Sorry, dass ich den alten Thread ausgrabe...

Ich benötige auch einen Timer, ABER ich muss in der Funktion auf Files zugreifen, da laut Spezifikation kein file.io in einer EJB erlaubt ist, habe ich dies in meiner Web-Bean (Managed Bean) gemacht (Datenbankzugriff etc. läuft über eine EJB).
Dort ist nun eine Funktion, welche Prozeduren vom SQL Server lädt, in Files schreibt und zipt und gewissen Leuten zu mailed, funktioniert alles wunderbar (ist als Backup gedacht).
Aber wie schaffe ich es nun, dass diese Funktion z.B. jeden Freitag (oder alle x Stunden) ausgeführt wird?

https://rz-static.uni-hohenheim.de/...el_09_012.htm#Rxx365java09012040002D91F04A100

Diese Variante kann ich wohl kaum nutzen, da dies ja eine run()-Funktion benötigt, die ich in der Managed Bean ja nicht zur Verfügung habe.

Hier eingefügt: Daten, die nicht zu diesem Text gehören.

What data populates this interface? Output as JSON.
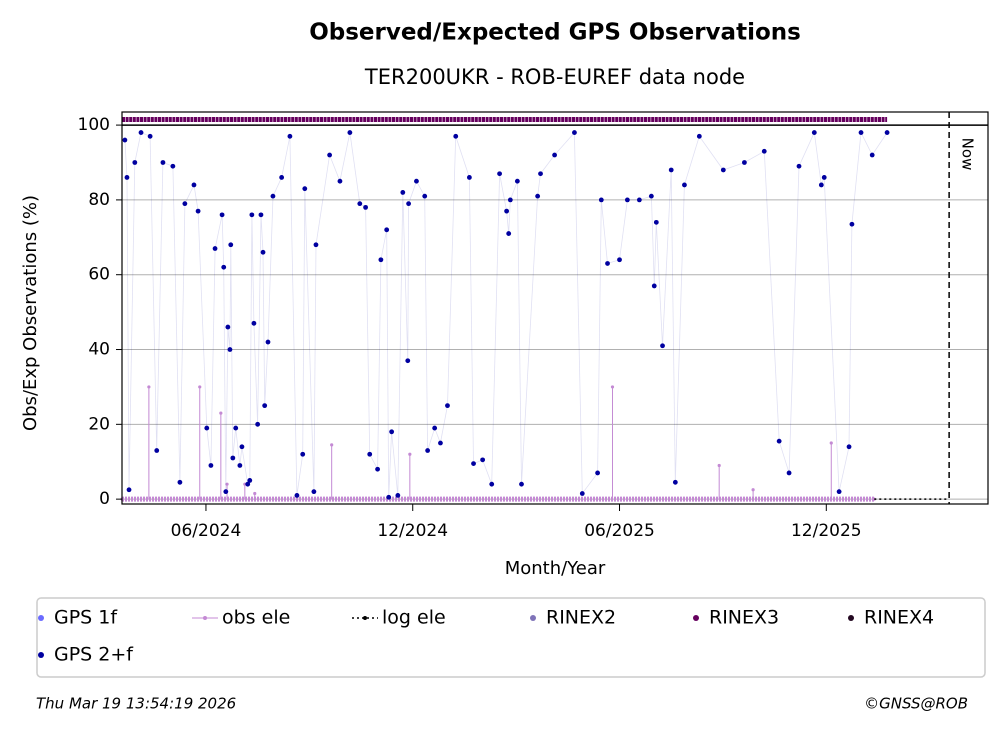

Irgendwelche Ideen / Ratschläge?

Vielen Dank für die Hilfe!


----------



## peez (31. Aug 2011)

java.io ist meines Wissens in der Spec nicht erlaubt, um dem Container Resource-Management (gleichzeitiger Aufruf, max. Anzahl von Channels, Transaktionen, ...) zu ermöglichen. Wenn das in einem sehr kontrollierten Rahmen passiert (wo du z.B. genau weißt, dass die Methode nur einmal vom Scheduler aufgerufen werden kann), würde ich mich jetzt fast aus dem Fenster lehnen und sagen, dass du auch (wenn du keinen Resource Adapter schreiben willst) die java.io Zugriffe benutzen kannst. Musst halt so stabil programmieren dass in allen Fällen (auch in allen Fehlerfällen) die Streams geschlossen u. Altdaten aufgeräumt werden.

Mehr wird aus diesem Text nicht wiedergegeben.